(apologies for the question title, I couldn't think what to put)
My question regards this problem proposed at an interview:
"If the probability of seeing a car on the highway in 30 minutes is 0.95, what is the probability of seeing a car on the highway in 10 minutes? (assume a constant default probability)"
Also assume "seeing a car" means seeing at least one car.
Let $P(x)$ denote the probability for $x$ to happen.
One way to tackle this problem:
let $x=$ "seeing a car on the highway in 30 minutes".

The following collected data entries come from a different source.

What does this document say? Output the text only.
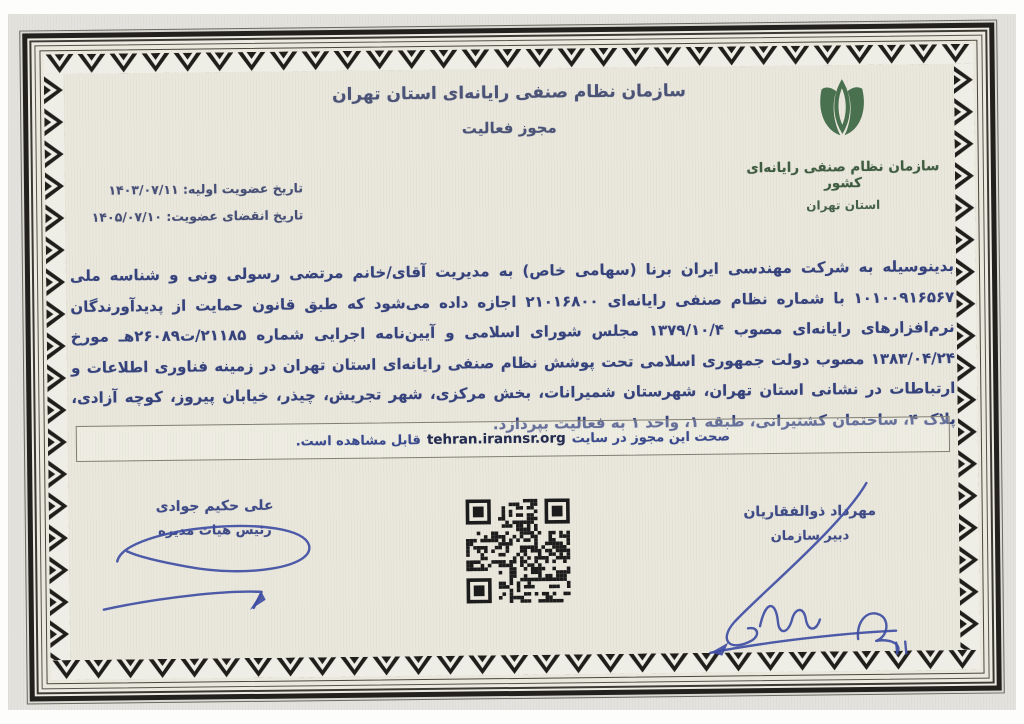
سازمان نظام صنفی رایانه‌ای استان تهران
مجوز فعالیت
تاریخ عضویت اولیه: ۱۴۰۳/۰۷/۱۱
تاریخ انقضای عضویت: ۱۴۰۵/۰۷/۱۰
سازمان نظام صنفی رایانه‌ای کشور
استان تهران

بدینوسیله به شرکت مهندسی ایران برنا (سهامی خاص) به مدیریت آقای/خانم مرتضی رسولی ونی و شناسه ملی ۱۰۱۰۰۹۱۶۵۶۷ با شماره نظام صنفی رایانه‌ای ۲۱۰۱۶۸۰۰ اجازه داده می‌شود که طبق قانون حمایت از پدیدآورندگان نرم‌افزارهای رایانه‌ای مصوب ۱۳۷۹/۱۰/۴ مجلس شورای اسلامی و آیین‌نامه اجرایی شماره ۲۱۱۸۵/ت۲۶۰۸۹هـ مورخ ۱۳۸۳/۰۴/۲۴ مصوب دولت جمهوری اسلامی تحت پوشش نظام صنفی رایانه‌ای استان تهران در زمینه فناوری اطلاعات و ارتباطات در نشانی استان تهران، شهرستان شمیرانات، بخش مرکزی، شهر تجریش، چیذر، خیابان پیروز، کوچه آزادی، پلاک ۴، ساختمان کشتیرانی، طبقه ۱، واحد ۱ به فعالیت بپردازد.

صحت این مجوز در سایت
tehran.irannsr.org
قابل مشاهده است.
علی حکیم جوادی
رئیس هیات مدیره
مهرداد ذوالفقاریان
دبیر سازمان
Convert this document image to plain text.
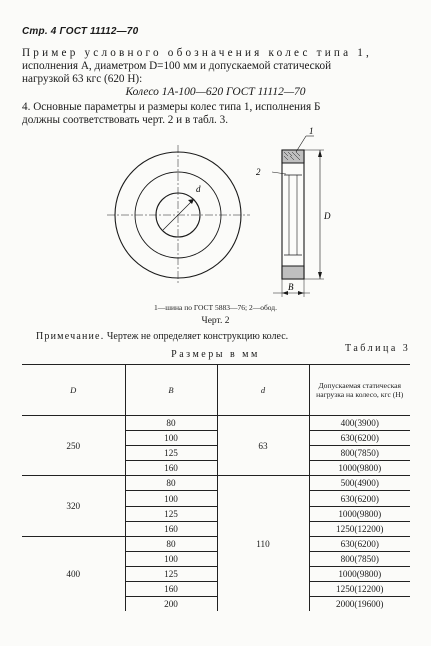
Стр. 4 ГОСТ 11112—70
Пример условного обозначения колес типа 1,
исполнения А, диаметром D=100 мм и допускаемой статической
нагрузкой 63 кгс (620 Н):
Колесо 1А-100—620 ГОСТ 11112—70
4. Основные параметры и размеры колес типа 1, исполнения Б
должны соответствовать черт. 2 и в табл. 3.
d
D
B
1
2
1—шина по ГОСТ 5883—76; 2—обод.
Черт. 2
Примечание. Чертеж не определяет конструкцию колес.
Таблица 3
Размеры в мм
D	B	d	Допускаемая статическая нагрузка на колесо, кгс (Н)
250	80	63	400(3900)
	100		630(6200)
	125		800(7850)
	160		1000(9800)
320	80	110	500(4900)
	100		630(6200)
	125		1000(9800)
	160		1250(12200)
400	80		630(6200)
	100		800(7850)
	125		1000(9800)
	160		1250(12200)
	200		2000(19600)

let $y=$ "seeing a car on the highway in 10 minutes".
$P(x) = 0.95 \Rightarrow P(\lnot x) = 0.05$
We know that $P(\lnot x) = (P(\lnot y))^3$
Hence $P(y) = 1 - \sqrt[3]{P(\lnot x)}$
This is when my query comes into place:
If you wanted to find out the probability of seeing a car within, say 6.34 minutes, would the result below hold true?

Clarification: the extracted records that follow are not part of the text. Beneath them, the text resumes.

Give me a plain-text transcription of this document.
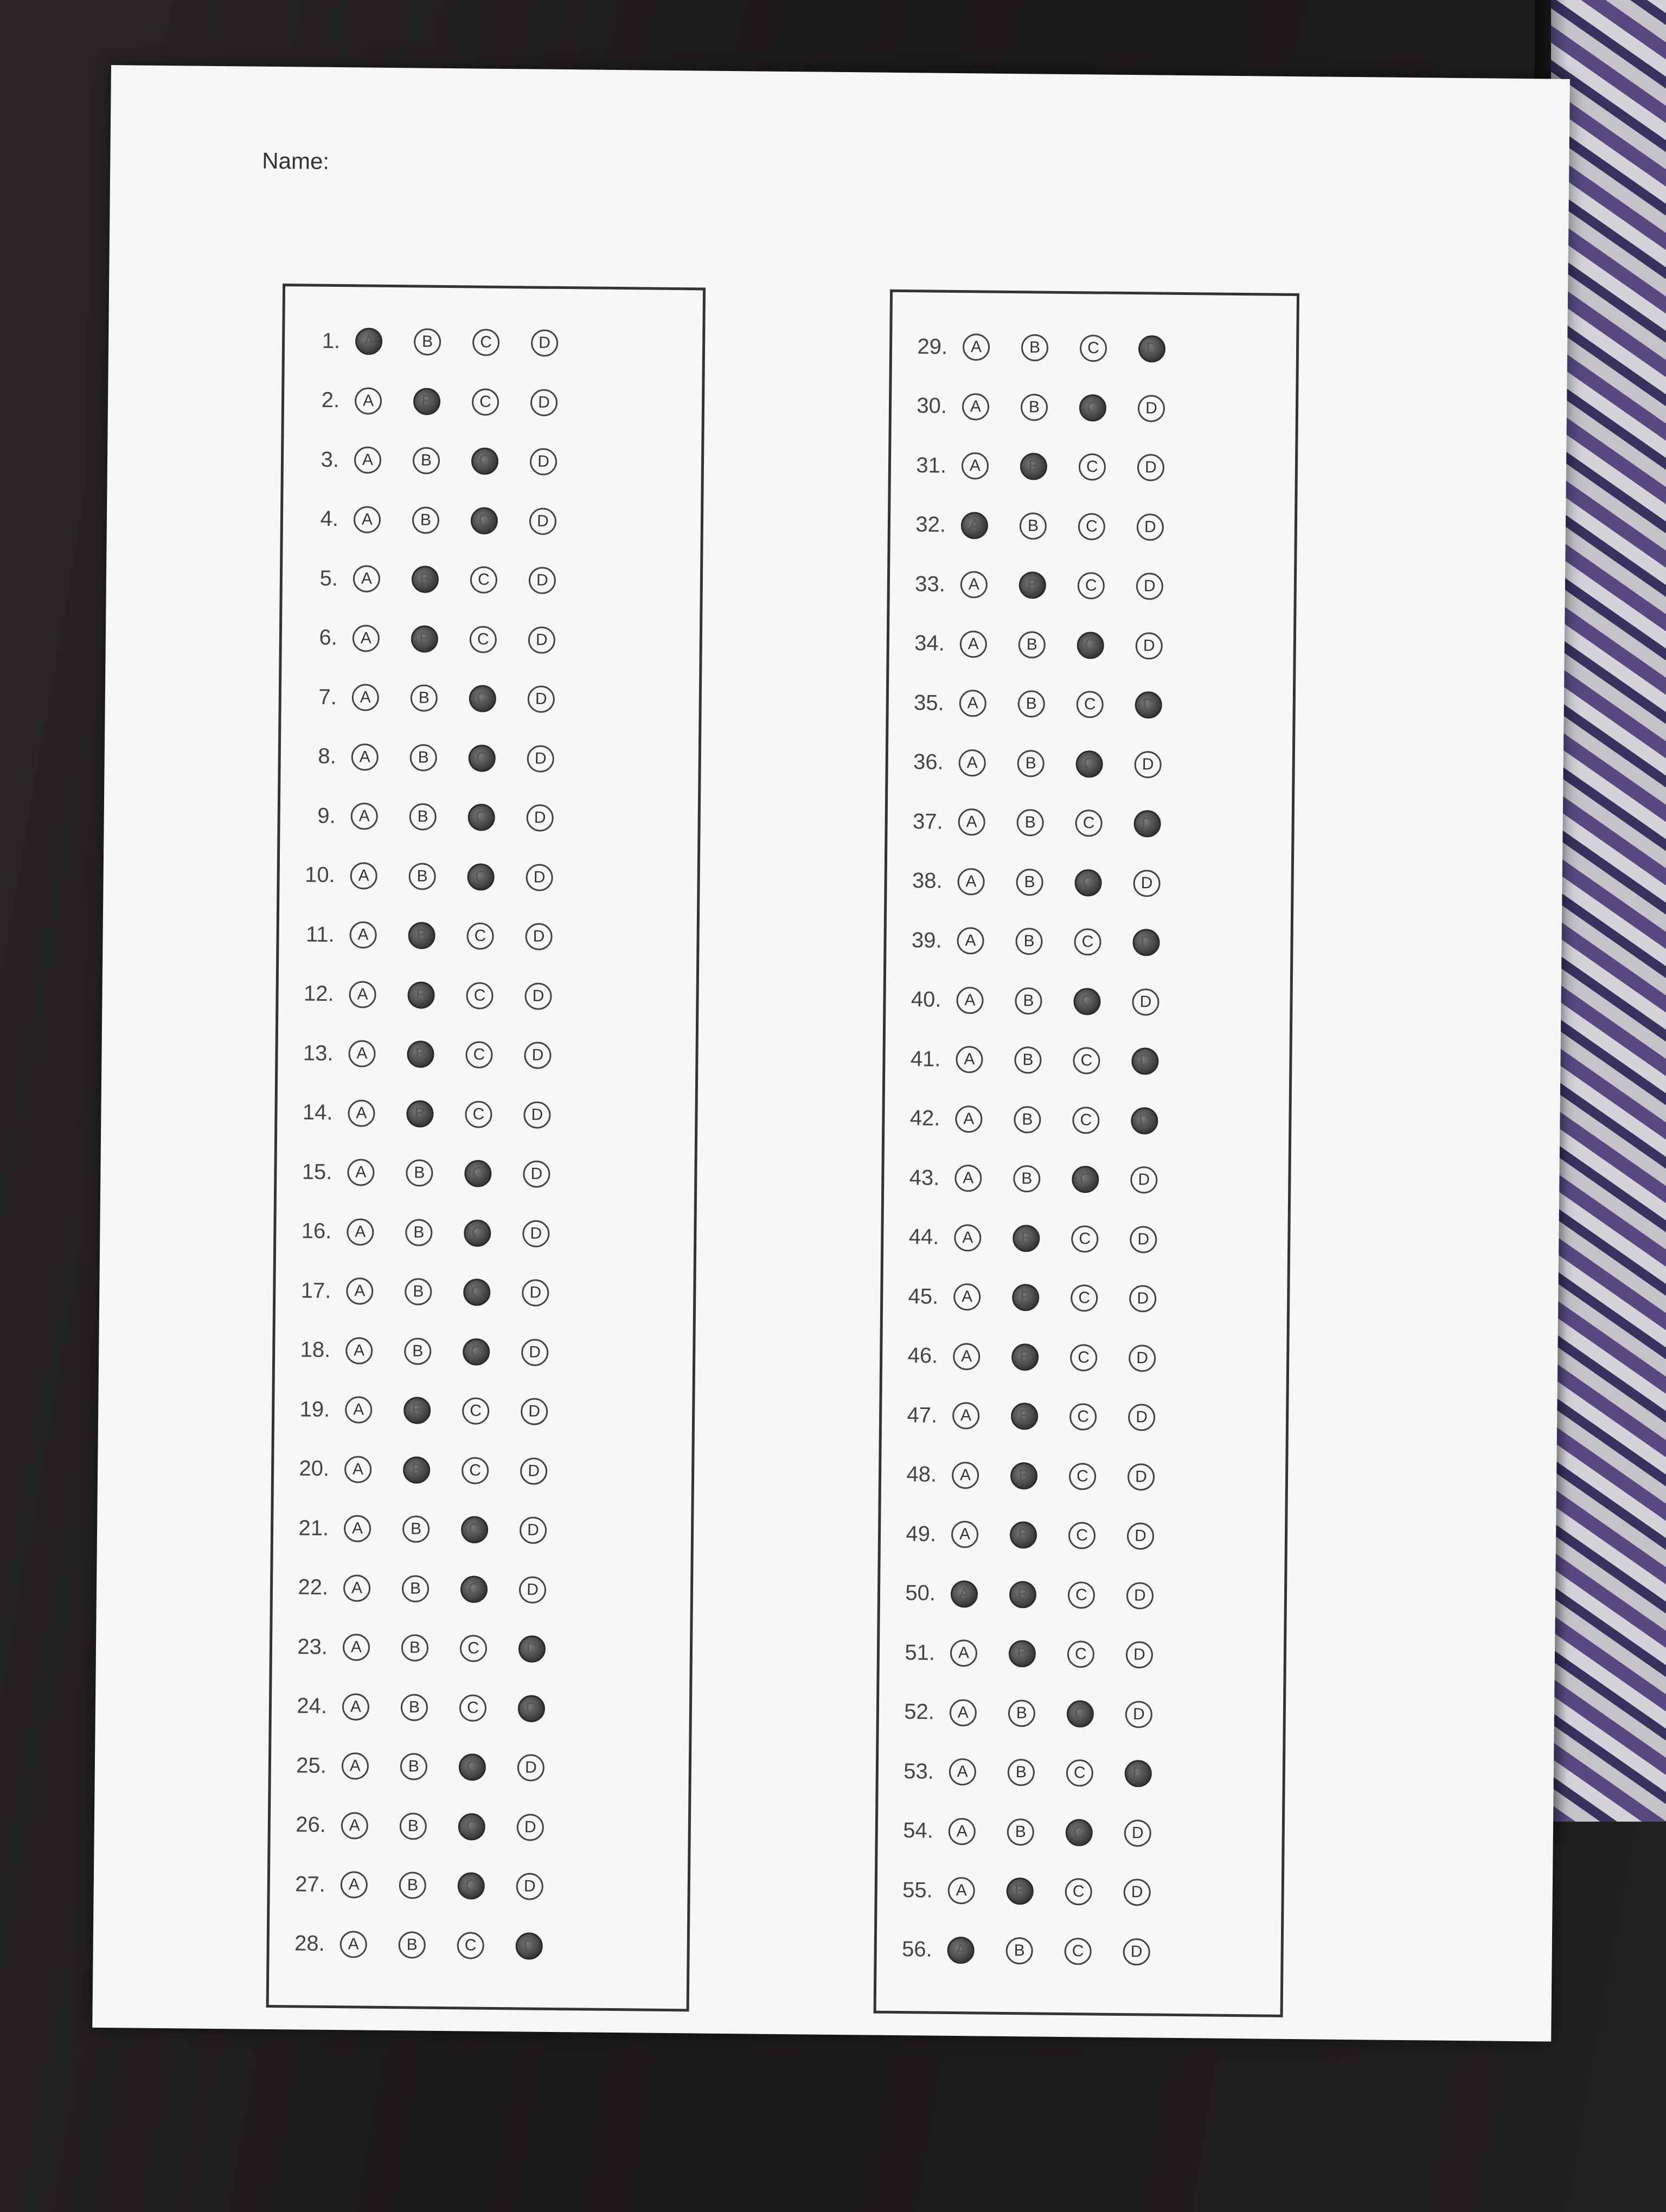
Name:
1.	A	B	C	D
2.	A	B	C	D
3.	A	B	C	D
4.	A	B	C	D
5.	A	B	C	D
6.	A	B	C	D
7.	A	B	C	D
8.	A	B	C	D
9.	A	B	C	D
10.	A	B	C	D
11.	A	B	C	D
12.	A	B	C	D
13.	A	B	C	D
14.	A	B	C	D
15.	A	B	C	D
16.	A	B	C	D
17.	A	B	C	D
18.	A	B	C	D
19.	A	B	C	D
20.	A	B	C	D
21.	A	B	C	D
22.	A	B	C	D
23.	A	B	C	D
24.	A	B	C	D
25.	A	B	C	D
26.	A	B	C	D
27.	A	B	C	D
28.	A	B	C	D
29.	A	B	C	D
30.	A	B	C	D
31.	A	B	C	D
32.	A	B	C	D
33.	A	B	C	D
34.	A	B	C	D
35.	A	B	C	D
36.	A	B	C	D
37.	A	B	C	D
38.	A	B	C	D
39.	A	B	C	D
40.	A	B	C	D
41.	A	B	C	D
42.	A	B	C	D
43.	A	B	C	D
44.	A	B	C	D
45.	A	B	C	D
46.	A	B	C	D
47.	A	B	C	D
48.	A	B	C	D
49.	A	B	C	D
50.	A	B	C	D
51.	A	B	C	D
52.	A	B	C	D
53.	A	B	C	D
54.	A	B	C	D
55.	A	B	C	D
56.	A	B	C	D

$z = $ "seeing a car on the highway in 6.34 minutes"
$P(z) = 1 - \sqrt[\frac{30}{6.34}]{P(\lnot x)}$
Probably yes. What you are describing is usually modeled as a poisson process. If arrivals follow a poisson process of rate $\lambda$ then the number of arrivals in an interval of size $t$ as a poisson variable of rate $\lambda t$. Now, the (constant) rate $\lambda$ poisson process model applies when the rate of arrivals is a constant $\lambda$, which is how I interpret "(assume a constant default probability)", and when the probability of an arrival in a given interval of time is independent of the probability of arrival in other disjoint intervals of time, which is what you are assuming for the specific 3 intervals of 10 min when you say "We know that $P(\lnot x) = (P(\lnot y))^3$".
So say you are told the probability of seeing a car show up in 30 minutes is $p=.95$. Under the model a car arrival in 30min is a poisson $30\lambda$ random variable, so the probability of seeing 1 or more arrivals is $1-e^{-30\lambda},$ so $\lambda=-\log (1-p)/30$ is the rate of the process. So then in some other interval of length say $t=6.34$ (but $t$ could be greater than 30min also, e.g.) you have the probability of seeing a car is the probability a poisson $\lambda t$ variable exceeds $0$, which is $1-e^{-\lambda t}=1-(1-p)^{t/30}.$